Em 1987, Baron-Cohen e Wing propuseram a análise do Autismo Infantil a partir das abordagens afetiva − responsável pela compreensão das falhas emocionais − e cognitiva. Deram ênfase aos desvios sociais bem como às alterações pragmáticas observadas em indivíduos autistas, nos quais o Autismo Infantil seria definido como um impedimento severo e crônico nas relações sociais e prejuízos perseverativos na pragmática, uma vez que esta deve ser considerada parte integrante da competência social do indivíduo.

O Autismo Infantil foi considerado uma síndrome comportamental com etiologias múltiplas, podendo haver disfunções neurobiológicas, genéticas e psicológicas como base para os prejuízos cognitivos encontrados nessa patologia (Gillberg, 1990; Alvarez, 1992; Baron-Cohen, Schwartzman, 1995; Maratos, 1996; Batley et al., 1996; Towbin, 1997).

O Autismo Infantil precoce era considerado a forma mais inicial da esquizofrenia infantil e, portanto, não houve distinção diagnóstica entre esses dois quadros em nenhuma das duas primeiras edições do Manual de Diagnóstico e Estatística dos Transtornos Mentais DSM-I (American Psychiatric Association, 1952) e DSM-II (American Psychiatric Association, 1968).

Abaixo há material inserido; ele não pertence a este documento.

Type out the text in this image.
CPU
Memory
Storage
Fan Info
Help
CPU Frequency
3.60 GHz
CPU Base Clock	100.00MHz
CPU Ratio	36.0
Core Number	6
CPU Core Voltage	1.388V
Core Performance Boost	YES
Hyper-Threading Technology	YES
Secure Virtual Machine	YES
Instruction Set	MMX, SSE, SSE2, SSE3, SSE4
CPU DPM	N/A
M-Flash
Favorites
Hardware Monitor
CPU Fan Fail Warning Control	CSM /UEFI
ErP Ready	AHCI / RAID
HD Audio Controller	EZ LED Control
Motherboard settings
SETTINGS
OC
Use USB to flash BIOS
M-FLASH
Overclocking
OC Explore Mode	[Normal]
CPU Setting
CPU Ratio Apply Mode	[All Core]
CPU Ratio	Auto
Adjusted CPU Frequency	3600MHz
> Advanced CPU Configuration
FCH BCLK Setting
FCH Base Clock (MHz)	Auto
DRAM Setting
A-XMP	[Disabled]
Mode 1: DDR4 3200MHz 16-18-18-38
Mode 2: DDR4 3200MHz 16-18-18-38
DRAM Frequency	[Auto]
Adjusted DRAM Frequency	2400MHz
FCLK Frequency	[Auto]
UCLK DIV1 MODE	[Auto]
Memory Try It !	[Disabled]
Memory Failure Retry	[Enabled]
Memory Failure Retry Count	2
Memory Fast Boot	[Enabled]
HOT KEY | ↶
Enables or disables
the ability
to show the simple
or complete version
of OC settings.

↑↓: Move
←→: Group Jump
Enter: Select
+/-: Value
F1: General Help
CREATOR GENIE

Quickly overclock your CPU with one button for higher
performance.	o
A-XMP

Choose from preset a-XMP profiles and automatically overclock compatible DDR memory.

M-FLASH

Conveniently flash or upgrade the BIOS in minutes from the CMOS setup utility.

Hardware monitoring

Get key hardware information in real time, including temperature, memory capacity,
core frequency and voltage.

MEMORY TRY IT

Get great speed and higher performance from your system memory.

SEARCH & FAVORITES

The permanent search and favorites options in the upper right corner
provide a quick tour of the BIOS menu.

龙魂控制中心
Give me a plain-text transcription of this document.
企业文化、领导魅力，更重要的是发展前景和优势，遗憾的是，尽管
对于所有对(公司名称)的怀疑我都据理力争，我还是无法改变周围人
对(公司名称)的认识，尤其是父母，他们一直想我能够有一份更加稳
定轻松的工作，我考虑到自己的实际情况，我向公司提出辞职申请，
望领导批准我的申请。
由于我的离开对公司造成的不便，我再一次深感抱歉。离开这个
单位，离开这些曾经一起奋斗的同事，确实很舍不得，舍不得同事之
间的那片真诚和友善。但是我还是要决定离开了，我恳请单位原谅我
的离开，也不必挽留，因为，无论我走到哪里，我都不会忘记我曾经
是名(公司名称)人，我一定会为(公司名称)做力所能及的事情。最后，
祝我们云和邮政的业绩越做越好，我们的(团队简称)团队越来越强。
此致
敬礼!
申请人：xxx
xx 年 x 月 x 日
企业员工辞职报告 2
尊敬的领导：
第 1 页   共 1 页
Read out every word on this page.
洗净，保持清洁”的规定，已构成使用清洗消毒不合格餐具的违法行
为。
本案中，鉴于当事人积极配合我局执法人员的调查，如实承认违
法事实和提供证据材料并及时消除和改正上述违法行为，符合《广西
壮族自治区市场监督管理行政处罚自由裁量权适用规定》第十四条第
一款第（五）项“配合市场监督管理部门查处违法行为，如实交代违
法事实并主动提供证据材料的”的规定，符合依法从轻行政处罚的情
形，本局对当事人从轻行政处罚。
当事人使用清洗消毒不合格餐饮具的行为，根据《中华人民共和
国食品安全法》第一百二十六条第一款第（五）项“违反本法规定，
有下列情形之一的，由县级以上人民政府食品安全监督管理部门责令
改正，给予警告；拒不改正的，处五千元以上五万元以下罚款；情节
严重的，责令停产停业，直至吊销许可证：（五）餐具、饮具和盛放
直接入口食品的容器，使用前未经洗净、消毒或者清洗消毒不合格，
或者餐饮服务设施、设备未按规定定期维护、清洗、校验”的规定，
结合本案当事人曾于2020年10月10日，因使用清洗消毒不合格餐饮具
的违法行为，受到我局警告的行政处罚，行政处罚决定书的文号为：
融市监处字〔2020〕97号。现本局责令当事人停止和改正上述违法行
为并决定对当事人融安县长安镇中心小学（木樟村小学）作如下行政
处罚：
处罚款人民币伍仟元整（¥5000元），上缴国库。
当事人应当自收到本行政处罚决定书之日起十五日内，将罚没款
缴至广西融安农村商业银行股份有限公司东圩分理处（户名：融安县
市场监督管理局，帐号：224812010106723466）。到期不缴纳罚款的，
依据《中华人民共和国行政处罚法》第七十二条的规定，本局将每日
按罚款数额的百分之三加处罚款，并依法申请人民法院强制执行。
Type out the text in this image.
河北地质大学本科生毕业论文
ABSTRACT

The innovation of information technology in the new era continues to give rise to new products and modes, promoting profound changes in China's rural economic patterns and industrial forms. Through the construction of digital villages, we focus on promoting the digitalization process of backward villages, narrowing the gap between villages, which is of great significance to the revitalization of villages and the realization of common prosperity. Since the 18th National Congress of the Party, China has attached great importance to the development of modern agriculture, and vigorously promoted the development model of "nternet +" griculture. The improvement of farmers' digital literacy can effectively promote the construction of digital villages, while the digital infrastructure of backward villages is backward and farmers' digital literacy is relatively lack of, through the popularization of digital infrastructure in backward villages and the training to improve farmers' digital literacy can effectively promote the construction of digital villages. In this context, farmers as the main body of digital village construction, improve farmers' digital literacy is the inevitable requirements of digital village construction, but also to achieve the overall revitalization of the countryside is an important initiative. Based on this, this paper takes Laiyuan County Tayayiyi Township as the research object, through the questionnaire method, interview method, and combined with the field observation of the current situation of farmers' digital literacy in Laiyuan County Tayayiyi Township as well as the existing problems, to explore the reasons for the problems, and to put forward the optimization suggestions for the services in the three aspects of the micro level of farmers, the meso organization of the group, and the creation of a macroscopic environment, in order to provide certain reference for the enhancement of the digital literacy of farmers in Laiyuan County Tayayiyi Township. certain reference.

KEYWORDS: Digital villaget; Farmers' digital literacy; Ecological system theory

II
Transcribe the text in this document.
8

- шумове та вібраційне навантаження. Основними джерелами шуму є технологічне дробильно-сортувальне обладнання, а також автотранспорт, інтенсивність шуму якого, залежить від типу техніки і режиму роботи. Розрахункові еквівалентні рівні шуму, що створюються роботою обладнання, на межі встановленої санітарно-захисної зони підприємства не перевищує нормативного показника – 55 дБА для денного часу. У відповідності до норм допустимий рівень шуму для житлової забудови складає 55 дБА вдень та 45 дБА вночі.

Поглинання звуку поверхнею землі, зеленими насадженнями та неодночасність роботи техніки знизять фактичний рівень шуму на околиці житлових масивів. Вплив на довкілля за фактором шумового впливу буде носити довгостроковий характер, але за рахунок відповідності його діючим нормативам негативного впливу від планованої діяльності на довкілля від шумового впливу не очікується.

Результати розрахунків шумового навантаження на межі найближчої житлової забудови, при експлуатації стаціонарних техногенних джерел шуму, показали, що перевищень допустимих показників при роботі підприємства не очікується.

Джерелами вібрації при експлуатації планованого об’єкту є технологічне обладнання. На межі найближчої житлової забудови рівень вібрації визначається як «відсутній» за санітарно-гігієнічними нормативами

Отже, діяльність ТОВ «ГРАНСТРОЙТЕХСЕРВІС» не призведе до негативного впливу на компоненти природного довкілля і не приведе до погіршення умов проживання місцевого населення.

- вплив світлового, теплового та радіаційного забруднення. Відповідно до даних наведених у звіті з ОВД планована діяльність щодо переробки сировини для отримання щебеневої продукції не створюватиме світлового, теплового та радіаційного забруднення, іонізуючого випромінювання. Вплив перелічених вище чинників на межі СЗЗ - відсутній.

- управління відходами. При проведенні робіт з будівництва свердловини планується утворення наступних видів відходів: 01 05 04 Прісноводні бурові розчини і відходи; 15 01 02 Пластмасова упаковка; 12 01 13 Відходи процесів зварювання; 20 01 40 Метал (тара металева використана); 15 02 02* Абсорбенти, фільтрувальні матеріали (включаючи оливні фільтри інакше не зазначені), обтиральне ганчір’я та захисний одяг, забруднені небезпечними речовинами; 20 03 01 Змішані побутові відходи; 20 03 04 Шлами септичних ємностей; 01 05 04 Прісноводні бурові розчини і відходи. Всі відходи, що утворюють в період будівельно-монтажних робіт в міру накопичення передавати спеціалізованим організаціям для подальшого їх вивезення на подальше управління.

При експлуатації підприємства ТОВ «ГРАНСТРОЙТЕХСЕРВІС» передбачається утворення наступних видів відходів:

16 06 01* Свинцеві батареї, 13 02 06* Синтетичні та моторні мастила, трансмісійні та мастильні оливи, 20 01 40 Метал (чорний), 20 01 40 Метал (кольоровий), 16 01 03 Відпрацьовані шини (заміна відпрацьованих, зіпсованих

Para a escola francesa, fiel à concepção do termo “psicose”, o Autismo Infantil continuou sendo um defeito de organização ou uma desorganização da personalidade (Happé, 1994), do mesmo modo que para a nona revisão da Classificação Internacional das Doenças Mentais − CID-9 (Misès, 1990).

A partir do DSM-III (American Psychiatric Association, 1980), concretizou-se a tendência sindrômica do Autismo Infantil, incluindo-o em uma nova classe de transtornos − Transtornos Invasivos do Desenvolvimento (TID) Este termo separou o Autismo Infantil da esquizofrenia, do retardo mental e dos transtornos do desenvolvimento da fala. Além disso, foi usado para descrever condições caracterizadas por comprometimento simultâneo em muitas áreas

básicas do desenvolvimento psicológico (Rutter, Schopler, 1987). O Autismo Infantil foi definido de acordo com os seguintes critérios: linguagem ausente ou alterada, ausência de características esquizofrênicas, perda da responsividade para com os outros, resistência às mudanças ambientais e diagnóstico antes dos 30 meses.

A partir da terceira edição revisada do DSM-III-R (American Psychiatric Association, 1987) e da décima revisão da Classificação Internacional de Doenças e Problemas de Saúde Relacionados CID-10 (Organização Mundial de Saúde, 1993), houve pouca ou nenhuma alteração nos critérios diagnósticos para o Autismo Infantil: os prejuízos qualitativos na interação social recíproca, na comunicação e a restrição do campo de interesses e atividades com identificação mais fácil do quadro a partir de 2 anos. Pelas características e gravidade nas alterações de desenvolvimento em qualquer idade, é possível fazer esse diagnóstico. Parece que o que ocorreu entre os DSMs foi apenas uma ampliação e descrição de outros quadros dentro dos transtornos, ao lado do Autismo Infantil. O DSM-IV-TR (American Psychiatric Association, 2002) acrescentou o acompanhamento de condições médicas gerais, como anormalidades cromossômicas, infecções congênitas e anormalidades estruturais do sistema nervoso central.